Anyone holding themselves out as having made an improvement must bring forward the whole of the relevant context for the data. That means plotting data over time and flagging background events. It is only then that the decision maker, or citizen, can make a proper assessment of whether there has been an improvement. The simple chart of data against time, even without natural process limits, is immensely richer than a comparison of two selected numbers.

Properly capturing context is the essence of data visualization and the beginnings of graphical excellence.

One my favourite slogans:

In God we trust. All else bring data.

W Edwards Deming

I plan to come back to this data in 2014.

The graph of doom – one year on

I recently came across the chart (sic) below on this web site.

GraphofDoom

It’s apparently called the “graph of doom”. It first came to public attention in May 2012 in the UK newspaper The Guardian. It purports to show how the London Borough of Barnet’s spending on social services will overtake the Borough’s total budget some time around 2022.

At first sight the chart doesn’t offend too much against the principles of graphical excellence as set down by Edward Tufte in his book The Visual Display of Quantitative Information. The bars could probably have been better replaced by lines and that would have saved some expensive, coloured non-data ink. That is a small quibble.

The most puzzling thing about the chart is that it shows very little data. I presume that the figures for 2010/11 are actuals. The 2011/12 may be provisional. But the rest of the area of the chart shows predictions. There is a lot of ink on this chart showing predictions and very little showing actual data. Further, the chart does not distinguish, graphically, between actual data and predictions. I worry that that might lend the dramatic picture more authority that it is really entitled to. The visible trend lies wholly in the predictions.

Some past history would have exposed variation in both funding and spending and enabled the viewer to set the predictions in that historical context. A chart showing a converging trend of historical data projected into the future is more impressive than a chart showing historical stability with all the convergence found in the future prediction. This chart does not tell us which is the actual picture.

Further, I suspect that this is not the first time the author had made a prediction of future funds or demand. What would interest me, were I in the position of decision maker, is some history of how those predictions have performed in the past.

We are now more than one year on from the original chart and I trust that the 2012/13 data is now available. Perhaps the authors have produced an updated chart but it has not made its way onto the internet.

The chart shows hardly any historical data. Such data would have been useful to a decision maker. The ink devoted to predictions could have been saved. All that was really needed was to say that spending was projected to exceed total income around 2022. Some attempt at quantifying the uncertainty in that prediction would also have been useful.

Graphical representations of data carry a potent authority. Unfortunately, when on the receiving end of most Powerpoint presentations we don’t have long to deconstruct them.

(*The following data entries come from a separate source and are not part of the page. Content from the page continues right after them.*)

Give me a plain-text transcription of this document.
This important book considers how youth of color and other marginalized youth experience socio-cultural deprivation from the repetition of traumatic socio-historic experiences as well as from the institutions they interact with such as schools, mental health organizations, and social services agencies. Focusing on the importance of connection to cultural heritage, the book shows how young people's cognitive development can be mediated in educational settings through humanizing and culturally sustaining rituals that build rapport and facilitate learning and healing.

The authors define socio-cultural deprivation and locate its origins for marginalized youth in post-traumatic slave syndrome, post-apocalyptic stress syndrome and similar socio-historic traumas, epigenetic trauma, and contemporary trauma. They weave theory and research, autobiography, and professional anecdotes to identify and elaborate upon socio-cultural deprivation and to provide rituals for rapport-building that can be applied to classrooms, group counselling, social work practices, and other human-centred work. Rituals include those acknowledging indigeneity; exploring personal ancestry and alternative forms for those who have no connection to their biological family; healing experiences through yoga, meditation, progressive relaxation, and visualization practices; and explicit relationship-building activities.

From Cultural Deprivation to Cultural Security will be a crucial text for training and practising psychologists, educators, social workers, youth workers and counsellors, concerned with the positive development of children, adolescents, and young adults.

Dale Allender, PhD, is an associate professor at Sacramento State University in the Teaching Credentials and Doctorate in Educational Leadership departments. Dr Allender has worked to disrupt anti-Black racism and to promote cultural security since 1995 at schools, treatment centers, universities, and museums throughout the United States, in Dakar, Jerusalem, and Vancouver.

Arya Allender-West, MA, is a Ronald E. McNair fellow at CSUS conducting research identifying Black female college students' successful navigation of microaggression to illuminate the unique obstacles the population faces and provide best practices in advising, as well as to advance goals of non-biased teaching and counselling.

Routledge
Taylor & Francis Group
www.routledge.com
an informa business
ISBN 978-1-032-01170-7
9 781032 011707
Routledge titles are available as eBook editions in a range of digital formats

We invest a lot of trust in the author of a chart that it can be taken at face value. That ought to be the chart’s function, to communicate the information in the data efficiently and as dramatically as the data and its context justifies.

I think that the following principles can usefully apply to the charting of predictions and forecasts.

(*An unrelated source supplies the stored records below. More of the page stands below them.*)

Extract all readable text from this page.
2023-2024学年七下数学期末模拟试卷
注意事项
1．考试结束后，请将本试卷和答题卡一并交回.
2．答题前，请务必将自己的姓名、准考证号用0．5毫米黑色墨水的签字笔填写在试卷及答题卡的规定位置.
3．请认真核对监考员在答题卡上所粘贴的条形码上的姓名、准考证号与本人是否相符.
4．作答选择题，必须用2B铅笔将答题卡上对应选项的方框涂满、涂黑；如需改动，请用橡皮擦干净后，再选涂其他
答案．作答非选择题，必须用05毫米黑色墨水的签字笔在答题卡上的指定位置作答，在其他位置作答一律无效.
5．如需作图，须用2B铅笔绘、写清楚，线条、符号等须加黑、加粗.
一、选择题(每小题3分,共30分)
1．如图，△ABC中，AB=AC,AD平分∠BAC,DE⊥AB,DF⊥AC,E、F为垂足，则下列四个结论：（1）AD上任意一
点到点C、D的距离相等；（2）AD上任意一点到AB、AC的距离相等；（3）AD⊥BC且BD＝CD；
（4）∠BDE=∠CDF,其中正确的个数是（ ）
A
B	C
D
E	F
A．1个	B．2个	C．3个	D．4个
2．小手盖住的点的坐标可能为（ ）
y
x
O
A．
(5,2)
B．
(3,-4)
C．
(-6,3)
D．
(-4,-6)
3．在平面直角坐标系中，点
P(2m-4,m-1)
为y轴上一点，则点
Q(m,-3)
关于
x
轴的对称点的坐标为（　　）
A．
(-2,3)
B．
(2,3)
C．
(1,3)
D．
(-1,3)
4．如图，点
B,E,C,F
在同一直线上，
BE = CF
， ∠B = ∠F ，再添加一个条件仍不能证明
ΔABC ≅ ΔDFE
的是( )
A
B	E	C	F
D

  • Use ink on data rather than speculation.
  • Ditto for chart space.
  • Chart predictions using a distinctive colour or symbol so as to be less prominent than measured data.
  • Use historical data to set predictions in context.
  • Update chart as soon as predictions become data.
  • Ensure everybody who got the original chart gets the updated chart.
  • Leave the prediction on the updated chart.

The last point is what really sets predictions in context.

Note: I have tagged this post “Data visualization”, adopting the US spelling which I feel has become standard English.